- Born: Helena Leiva Ferrera 5 October 1897 Santa Cruz de Yojoa, Cortés Department, Honduras
- Died: 12 August 1978 (aged 80) San Pedro Sula, Cortés Department, Honduras
- Years active: 1940s-1960s
- Known for: harboring Che Guevara

= Helena Leiva de Holst =

Honduran socialist (1897–1978)

Helena Leiva de Holst (1897–1978) was a Honduran socialist who traveled to both China and the Soviet Union to study Marxism. Her leftist politics caused her to be exiled to Guatemala, where she participated in feminist causes. In the 1950s, Che Guevara lived with her and dedicated some of his poetry to her. When the United Fruit sponsored coup d'état overthrew Guatemalan president Jacobo Árbenz, Leiva was exiled to Mexico. She finally was able to return to Honduras in the late 1960s.

==Biography==
Helena Leiva Ferrera was born on 5 October 1897 in Santa Cruz de Yojoa, Cortés Department, Honduras to Emilio Leiva and Florinda Ferrera. Leiva was the granddaughter of Honduran president Ponciano Leiva. As a child, she moved to San Pedro Sula for her studies and it was there that she married a German businessman, Henry Holst. Because of her leftist political views, Leiva was forced into exile in Guatemala. Leiva had traveled to both China and the Soviet Union to study Marxism and in addition was a supporter of feminist causes, attending the Primer Congreso Interamericano de Mujeres held in Guatemala City in 1947. She was also one of the leaders of the Alianza de Mujeres (Alliance of Women).
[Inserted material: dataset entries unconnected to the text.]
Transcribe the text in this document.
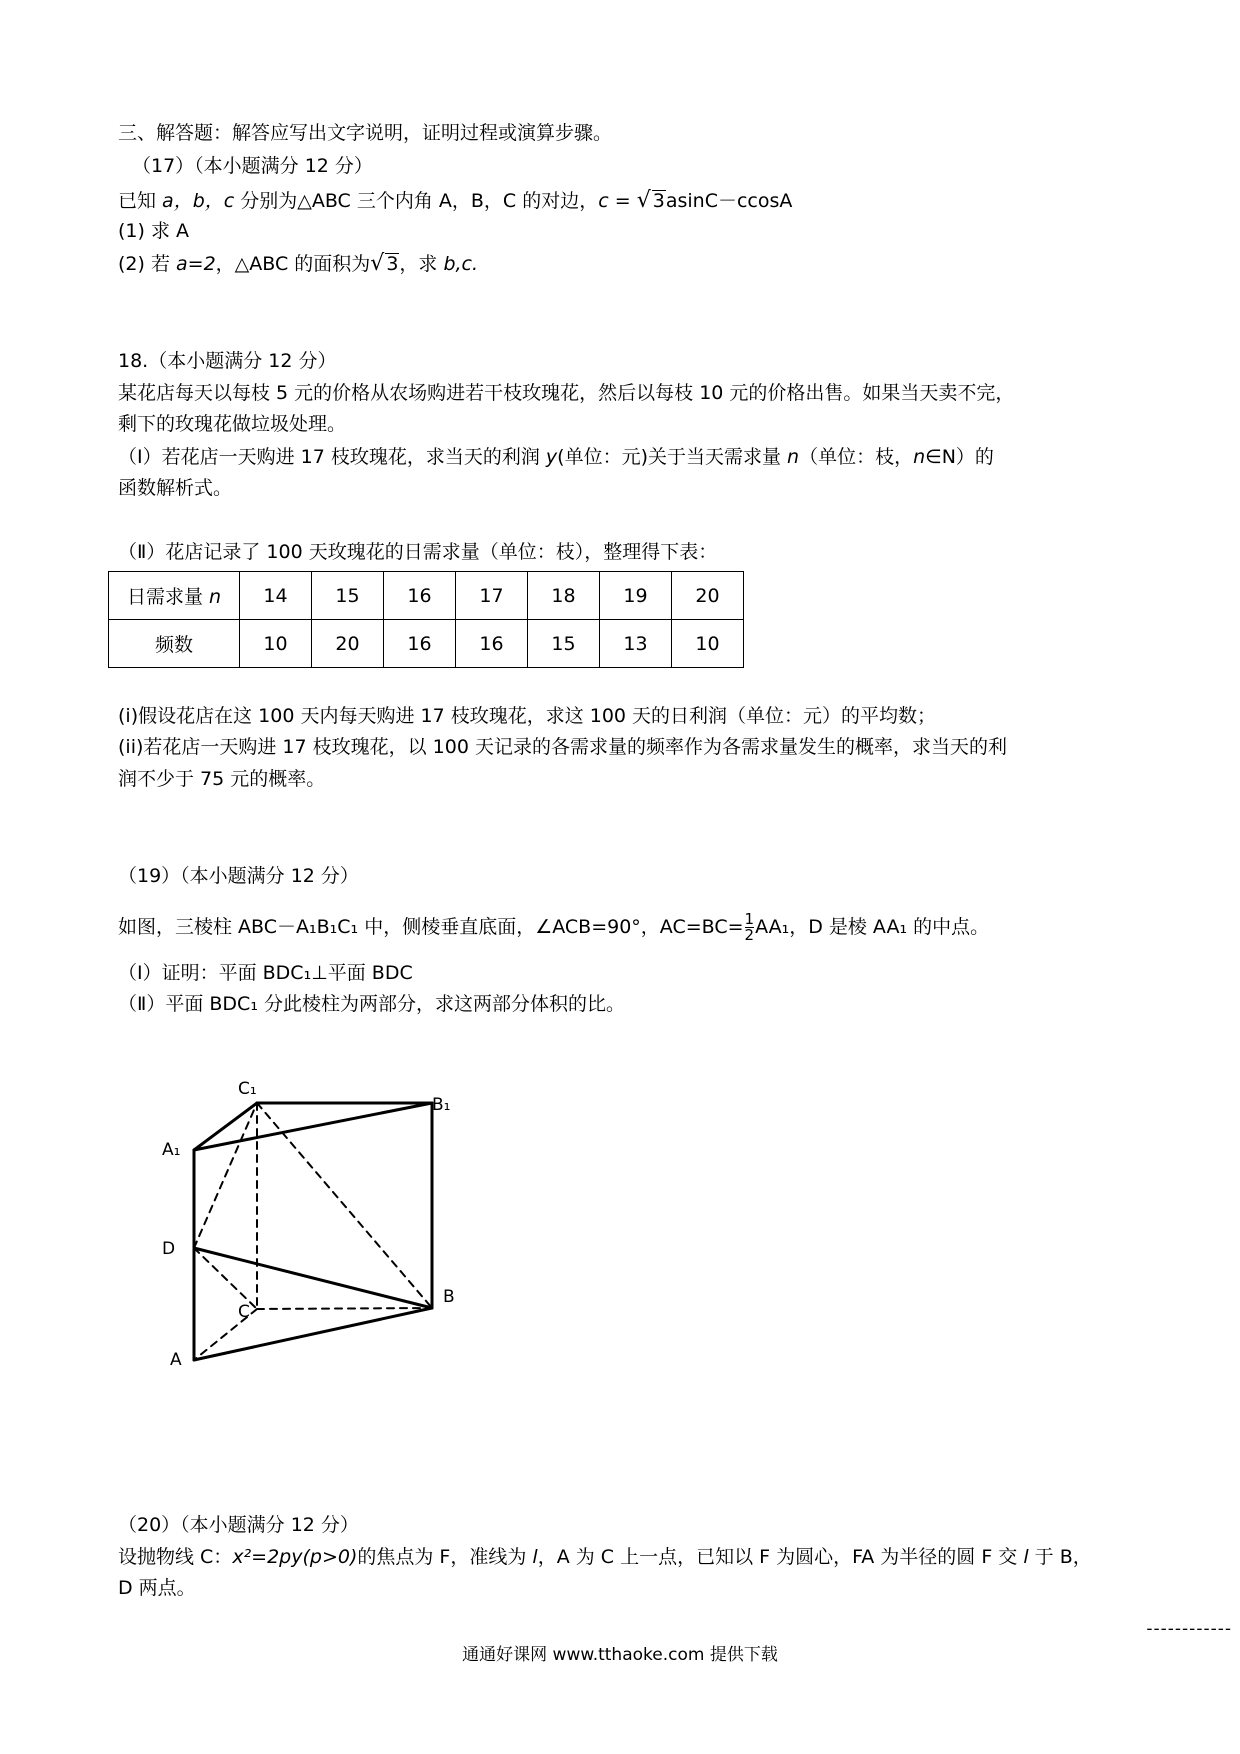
三、解答题：解答应写出文字说明，证明过程或演算步骤。
（17）（本小题满分 12 分）
已知 a，b，c 分别为△ABC 三个内角 A，B，C 的对边，c = √ 3asinC－ccosA
(1) 求 A
(2) 若 a=2，△ABC 的面积为√ 3，求 b,c.
18.（本小题满分 12 分）
某花店每天以每枝 5 元的价格从农场购进若干枝玫瑰花，然后以每枝 10 元的价格出售。如果当天卖不完，
剩下的玫瑰花做垃圾处理。
（Ⅰ）若花店一天购进 17 枝玫瑰花，求当天的利润 y(单位：元)关于当天需求量 n（单位：枝，n∈N）的
函数解析式。
（Ⅱ）花店记录了 100 天玫瑰花的日需求量（单位：枝），整理得下表：
日需求量 n	14	15	16	17	18	19	20
频数	10	20	16	16	15	13	10
(i)假设花店在这 100 天内每天购进 17 枝玫瑰花，求这 100 天的日利润（单位：元）的平均数；
(ii)若花店一天购进 17 枝玫瑰花，以 100 天记录的各需求量的频率作为各需求量发生的概率，求当天的利
润不少于 75 元的概率。
（19）（本小题满分 12 分）
如图，三棱柱 ABC－A₁B₁C₁ 中，侧棱垂直底面，∠ACB=90°，$AC=BC= \frac{1}{2} AA_1$，D 是棱 AA₁ 的中点。
（Ⅰ）证明：平面 BDC₁⊥平面 BDC
（Ⅱ）平面 BDC₁ 分此棱柱为两部分，求这两部分体积的比。
C₁
B₁
A₁
D
B
C
A
（20）（本小题满分 12 分）
设抛物线 C：x²=2py(p>0)的焦点为 F，准线为 l，A 为 C 上一点，已知以 F 为圆心，FA 为半径的圆 F 交 l 于 B，
D 两点。
------------
通通好课网 www.tthaoke.com 提供下载
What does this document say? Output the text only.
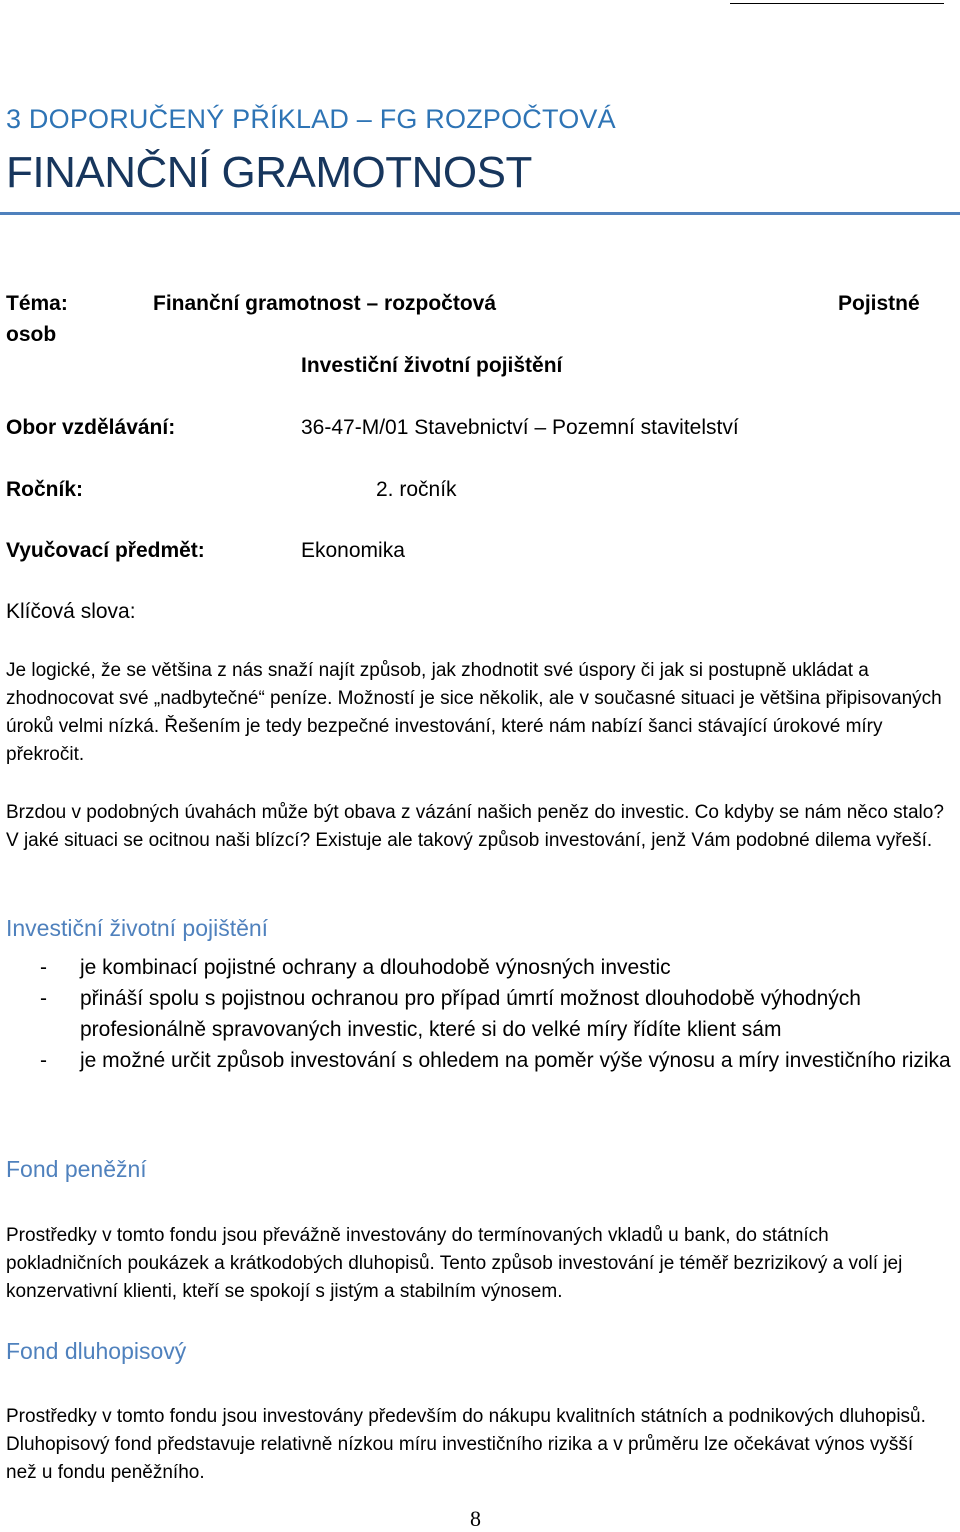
3 DOPORUČENÝ PŘÍKLAD – FG ROZPOČTOVÁ
FINANČNÍ GRAMOTNOST
Téma:	Finanční gramotnost – rozpočtová	Pojistné
osob
Investiční životní pojištění
Obor vzdělávání:	36-47-M/01 Stavebnictví – Pozemní stavitelství
Ročník:	2. ročník
Vyučovací předmět:	Ekonomika
Klíčová slova:

Je logické, že se většina z nás snaží najít způsob, jak zhodnotit své úspory či jak si postupně ukládat a zhodnocovat své „nadbytečné“ peníze. Možností je sice několik, ale v současné situaci je většina připisovaných úroků velmi nízká. Řešením je tedy bezpečné investování, které nám nabízí šanci stávající úrokové míry překročit.

Brzdou v podobných úvahách může být obava z vázání našich peněz do investic. Co kdyby se nám něco stalo? V jaké situaci se ocitnou naši blízcí? Existuje ale takový způsob investování, jenž Vám podobné dilema vyřeší.

Investiční životní pojištění
-	je kombinací pojistné ochrany a dlouhodobě výnosných investic
-	přináší spolu s pojistnou ochranou pro případ úmrtí možnost dlouhodobě výhodných profesionálně spravovaných investic, které si do velké míry řídíte klient sám
-	je možné určit způsob investování s ohledem na poměr výše výnosu a míry investičního rizika
Fond peněžní

Prostředky v tomto fondu jsou převážně investovány do termínovaných vkladů u bank, do státních pokladničních poukázek a krátkodobých dluhopisů. Tento způsob investování je téměř bezrizikový a volí jej konzervativní klienti, kteří se spokojí s jistým a stabilním výnosem.

Fond dluhopisový

Prostředky v tomto fondu jsou investovány především do nákupu kvalitních státních a podnikových dluhopisů. Dluhopisový fond představuje relativně nízkou míru investičního rizika a v průměru lze očekávat výnos vyšší než u fondu peněžního.

8
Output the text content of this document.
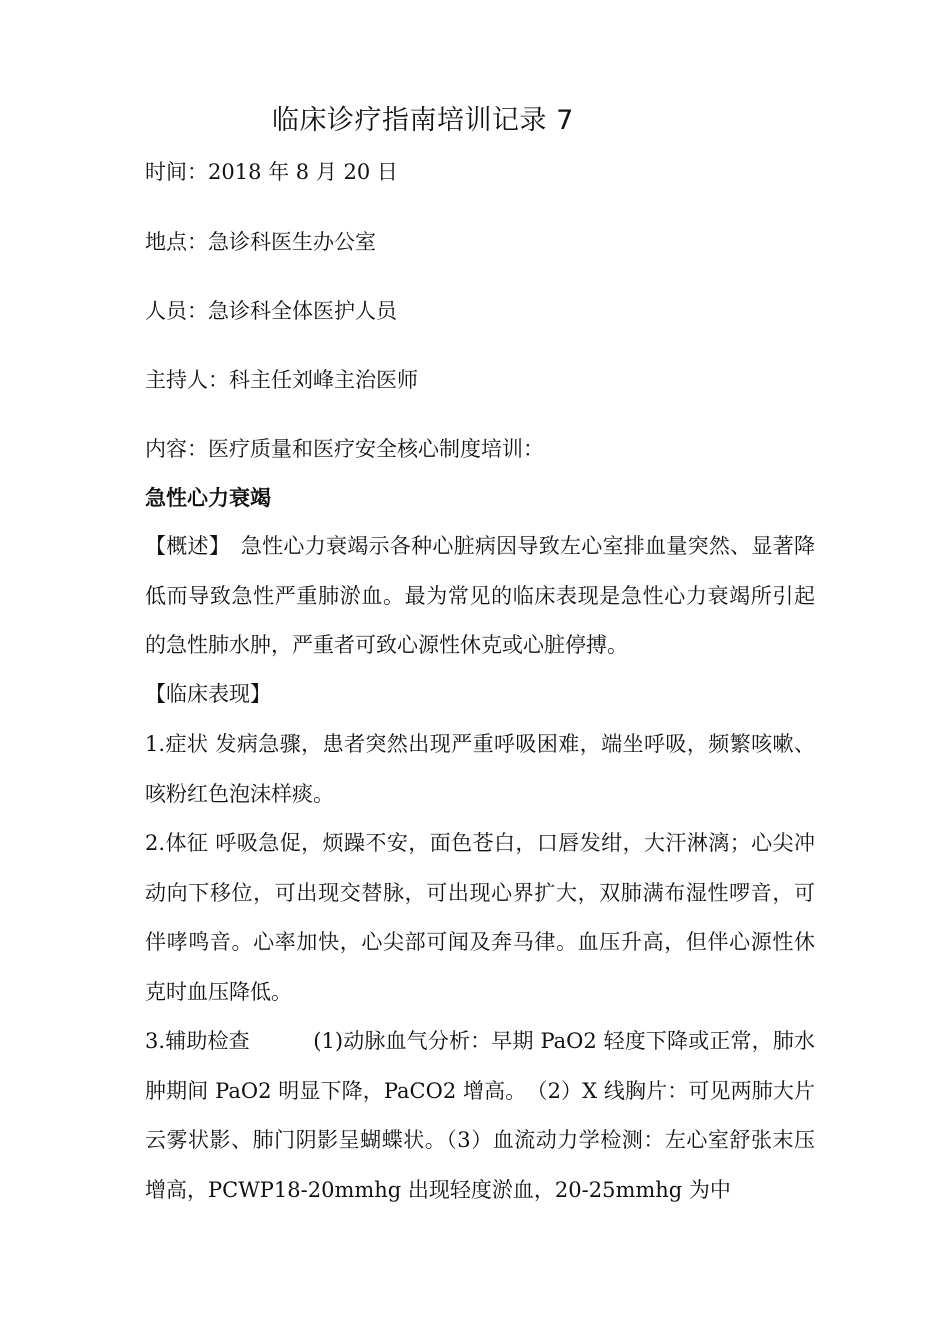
临床诊疗指南培训记录 7
时间：2018 年 8 月 20 日
地点：急诊科医生办公室
人员：急诊科全体医护人员
主持人：科主任刘峰主治医师
内容：医疗质量和医疗安全核心制度培训：
急性心力衰竭
【概述】　急性心力衰竭示各种心脏病因导致左心室排血量突然、显著降低而导致急性严重肺淤血。最为常见的临床表现是急性心力衰竭所引起的急性肺水肿，严重者可致心源性休克或心脏停搏。
【临床表现】
1.症状 发病急骤，患者突然出现严重呼吸困难，端坐呼吸，频繁咳嗽、咳粉红色泡沫样痰。
2.体征 呼吸急促，烦躁不安，面色苍白，口唇发绀，大汗淋漓；心尖冲动向下移位，可出现交替脉，可出现心界扩大，双肺满布湿性啰音，可伴哮鸣音。心率加快，心尖部可闻及奔马律。血压升高，但伴心源性休克时血压降低。
3.辅助检查　　　(1)动脉血气分析：早期 PaO2 轻度下降或正常，肺水肿期间 PaO2 明显下降，PaCO2 增高。　（2）X 线胸片：可见两肺大片云雾状影、肺门阴影呈蝴蝶状。（3）血流动力学检测：左心室舒张末压增高，PCWP18-20mmhg 出现轻度淤血，20-25mmhg 为中
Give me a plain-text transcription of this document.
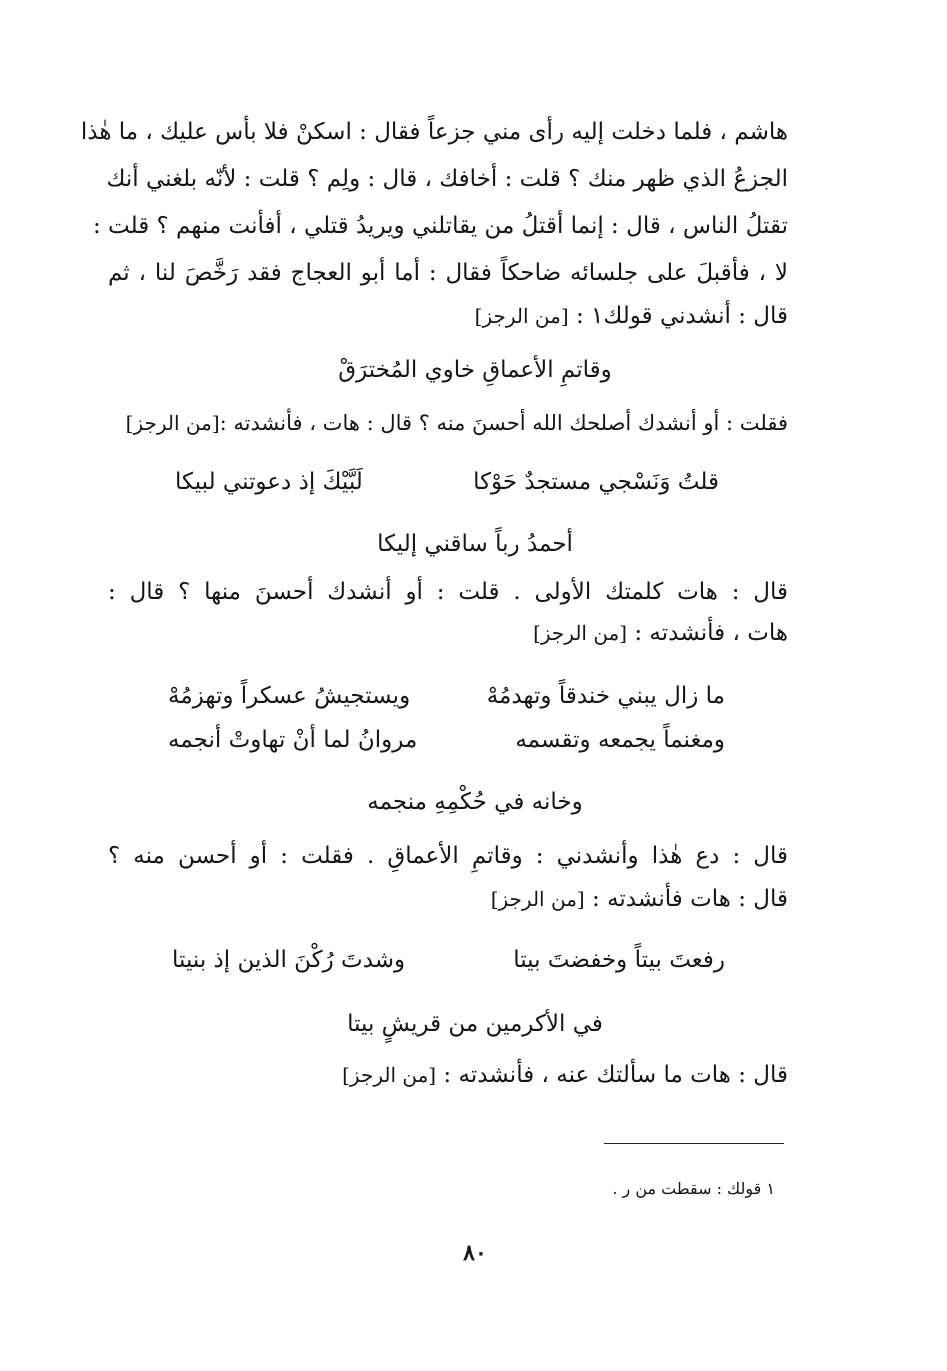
هاشم ، فلما دخلت إليه رأى مني جزعاً فقال : اسكنْ فلا بأس عليك ، ما هٰذا
الجزعُ الذي ظهر منك ؟ قلت : أخافك ، قال : ولِم ؟ قلت : لأنّه بلغني أنك
تقتلُ الناس ، قال : إنما أقتلُ من يقاتلني ويريدُ قتلي ، أفأنت منهم ؟ قلت :
لا ، فأقبلَ على جلسائه ضاحكاً فقال : أما أبو العجاج فقد رَخَّصَ لنا ، ثم
قال : أنشدني قولك١ : [من الرجز]
وقاتمِ الأعماقِ خاوي المُخترَقْ
فقلت : أو أنشدك أصلحك الله أحسنَ منه ؟ قال : هات ، فأنشدته :[من الرجز]
قلتُ وَنَسْجي مستجدٌ حَوْكا
لَبَّيْكَ إذ دعوتني لبيكا
أحمدُ رباً ساقني إليكا
قال : هات كلمتك الأولى . قلت : أو أنشدك أحسنَ منها ؟ قال :
هات ، فأنشدته : [من الرجز]
ما زال يبني خندقاً وتهدمُهْ
ويستجيشُ عسكراً وتهزمُهْ
ومغنماً يجمعه وتقسمه
مروانُ لما أنْ تهاوتْ أنجمه
وخانه في حُكْمِهِ منجمه
قال : دع هٰذا وأنشدني : وقاتمِ الأعماقِ . فقلت : أو أحسن منه ؟
قال : هات فأنشدته : [من الرجز]
رفعتَ بيتاً وخفضتَ بيتا
وشدتَ رُكْنَ الذين إذ بنيتا
في الأكرمين من قريشٍ بيتا
قال : هات ما سألتك عنه ، فأنشدته : [من الرجز]
١ قولك : سقطت من ر .
٨٠
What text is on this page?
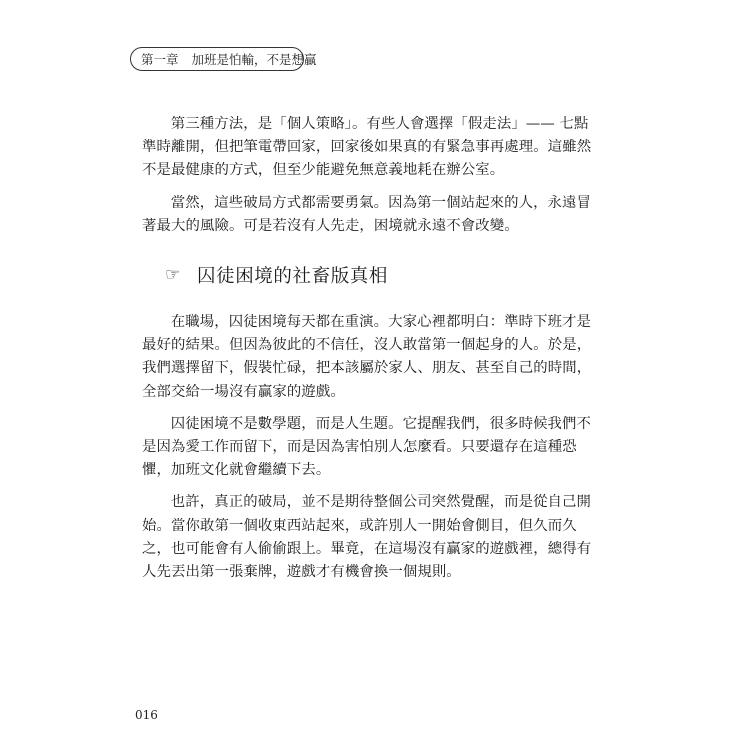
第一章 加班是怕輸，不是想贏

第三種方法，是「個人策略」。有些人會選擇「假走法」—— 七點準時離開，但把筆電帶回家，回家後如果真的有緊急事再處理。這雖然不是最健康的方式，但至少能避免無意義地耗在辦公室。

當然，這些破局方式都需要勇氣。因為第一個站起來的人，永遠冒著最大的風險。可是若沒有人先走，困境就永遠不會改變。

☞ 囚徒困境的社畜版真相

在職場，囚徒困境每天都在重演。大家心裡都明白：準時下班才是最好的結果。但因為彼此的不信任，沒人敢當第一個起身的人。於是，我們選擇留下，假裝忙碌，把本該屬於家人、朋友、甚至自己的時間，全部交給一場沒有贏家的遊戲。

囚徒困境不是數學題，而是人生題。它提醒我們，很多時候我們不是因為愛工作而留下，而是因為害怕別人怎麼看。只要還存在這種恐懼，加班文化就會繼續下去。

也許，真正的破局，並不是期待整個公司突然覺醒，而是從自己開始。當你敢第一個收東西站起來，或許別人一開始會側目，但久而久之，也可能會有人偷偷跟上。畢竟，在這場沒有贏家的遊戲裡，總得有人先丟出第一張棄牌，遊戲才有機會換一個規則。

016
Leiva continued with her leftist activities, providing lodging for Che Guevara, who was so taken with her that he described her philosophy as "close to communism" and dedicated a 1954 poem, "Invitación al camino" to her. In mid-July, 1954, she was arrested during the United Fruit coup d'état against Guatemalan president Jacobo Árbenz and was exiled to Mexico. After many years of living in exile, she finally was able to return home and lived in San Pedro Sula for the remainder of her life.

Leiva died on 23 August 1978 in San Pedro Sula, Cortés Department, Honduras.